提供默认值,但计算多少树、树根位于何处以及入口RBridge将使用哪些树取决于实现。随着在数据中心网络中使用TRILL的需求不断增加,我们可以在数据中心用例中探索多目标帧的一些特性。为了实现无阻塞数据转发,通常使用胖树结构。图1显示了基于fat树结构的典型数据中心网络。RB1和RB2是聚合交换机,RB11到RB14是访问交换机。通常的做法是将树根配置在聚合交换机上,以实现高效的流量传输。作为接入交换机的所有入口RBridge与所有树根的距离将相等。
+-----+ +-----+
| RB1 | | RB2 |
+-----+ +-----+
/ | \\ / /|\
/ | \ \ / / | \
/ | \ \ / | \-----+
/ | \/ \ | |
/ | /\/ \| |
/ /---+---/ /\ |\ |
/ / | / \ | \ |
/ / | / \ | \ |
/ / | / \ | \ |
+-----+ +-----+ +-----+ +-----+
| RB11| | RB12| | RB13| | RB14|
+-----+ +-----+ +-----+ +-----+
+-----+ +-----+
| RB1 | | RB2 |
+-----+ +-----+
/ | \\ / /|\
/ | \ \ / / | \
/ | \ \ / | \-----+
/ | \/ \ | |
/ | /\/ \| |
/ /---+---/ /\ |\ |
/ / | / \ | \ |
/ / | / \ | \ |
/ / | / \ | \ |
+-----+ +-----+ +-----+ +-----+
| RB11| | RB12| | RB13| | RB14|
+-----+ +-----+ +-----+ +-----+
Figure 1: TRILL Network Based on Fat Tree Structure
图1:基于Fat树结构的TRILL网络
This document uses the terminology from [RFC6325] and [RFC7172], some of which is repeated below for convenience, along with some additional terms listed below:
本文件使用了[RFC6325]和[RFC7172]中的术语,为了方便起见,下面重复了其中一些术语,以及下面列出的一些附加术语:
Campus: The name for a network using the TRILL protocol in the same sense that a "bridged LAN" is the name for a network using bridging. In TRILL, the word "campus" has no academic implication.

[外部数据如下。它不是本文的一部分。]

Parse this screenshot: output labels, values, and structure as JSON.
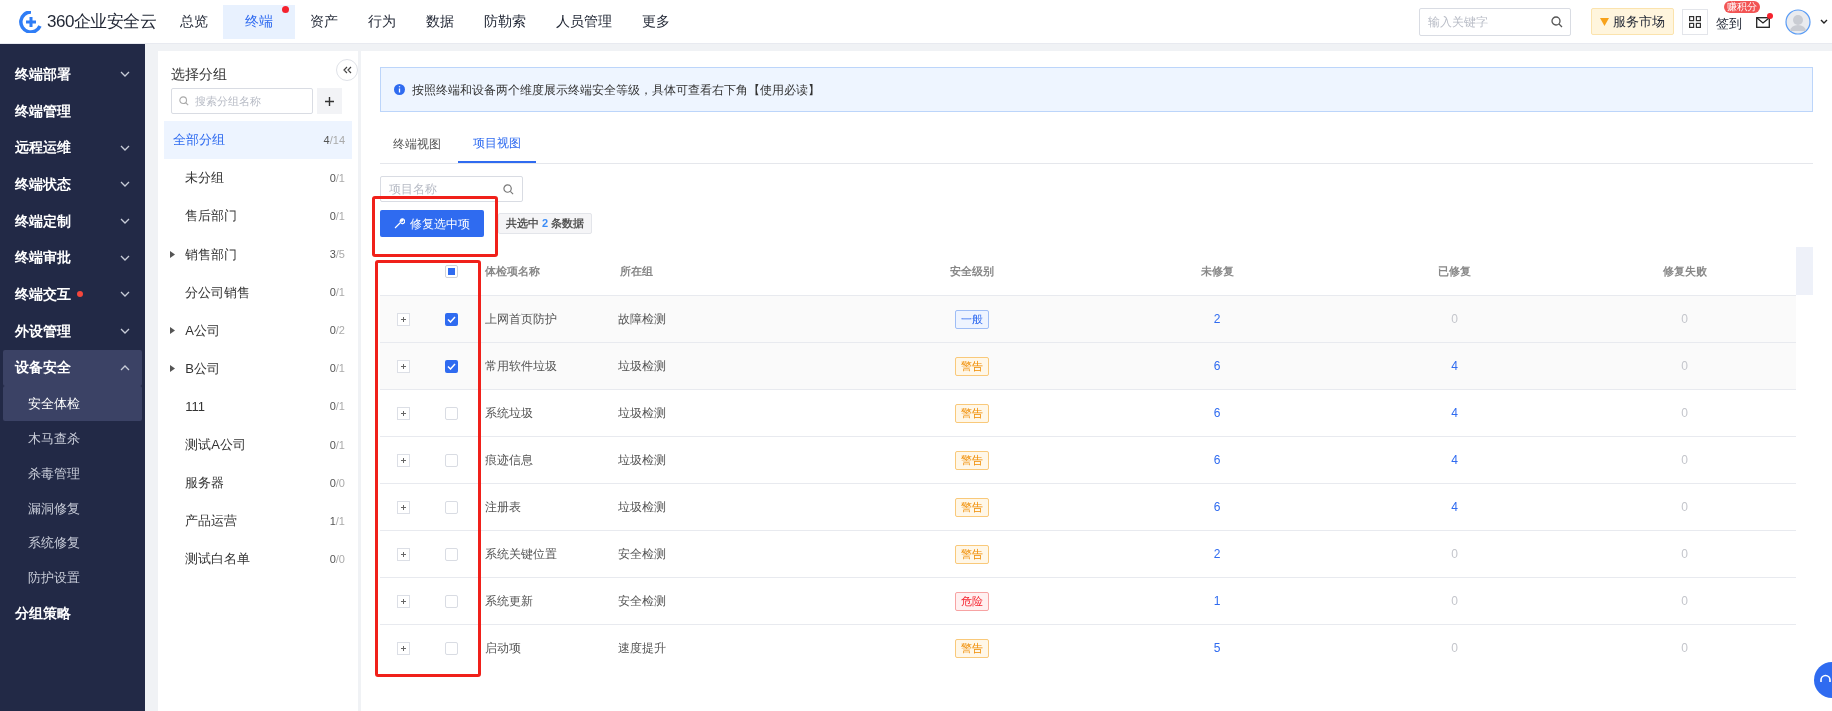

校园:使用TRILL协议的网络的名称,其含义与“桥接LAN”是使用桥接的网络的名称相同。在TRILL中,“校园”一词没有学术含义。
Data Label: VLAN or FGL.
数据标签:VLAN或FGL。
ECMP: Equal-Cost Multipath [RFC6325].
ECMP:等成本多路径[RFC6325]。
FGL: Fine-Grained Label [RFC7172].
FGL:细粒度标签[RFC7172]。
Interested Labels sub-TLV: Short for "Interested Labels and Spanning Tree Roots sub-TLV" [RFC7176].
感兴趣标签子TLV:简称“感兴趣标签和生成树根子TLV”[RFC7176]。
Interested VLANs sub-TLV: Short for "Interested VLANs and Spanning Tree Roots sub-TLV" [RFC7176].
感兴趣的VLAN子TLV:缩写为“感兴趣的VLAN和生成树根子TLV”[RFC7176]。
IPTV: "Television" (video) over IP.
IPTV:“通过IP的电视”(视频)。
RBridge: An alternative name for a TRILL switch.
RBridge:颤音开关的另一个名称。
RPF: Reverse Path Forwarding.
反向路径转发。
TRILL: Transparent Interconnection of Lots of Links (or Tunneled Routing in the Link Layer).
TRILL:大量链路的透明互连(或链路层中的隧道路由)。
TRILL switch: A device implementing the TRILL protocol. Sometimes called an RBridge.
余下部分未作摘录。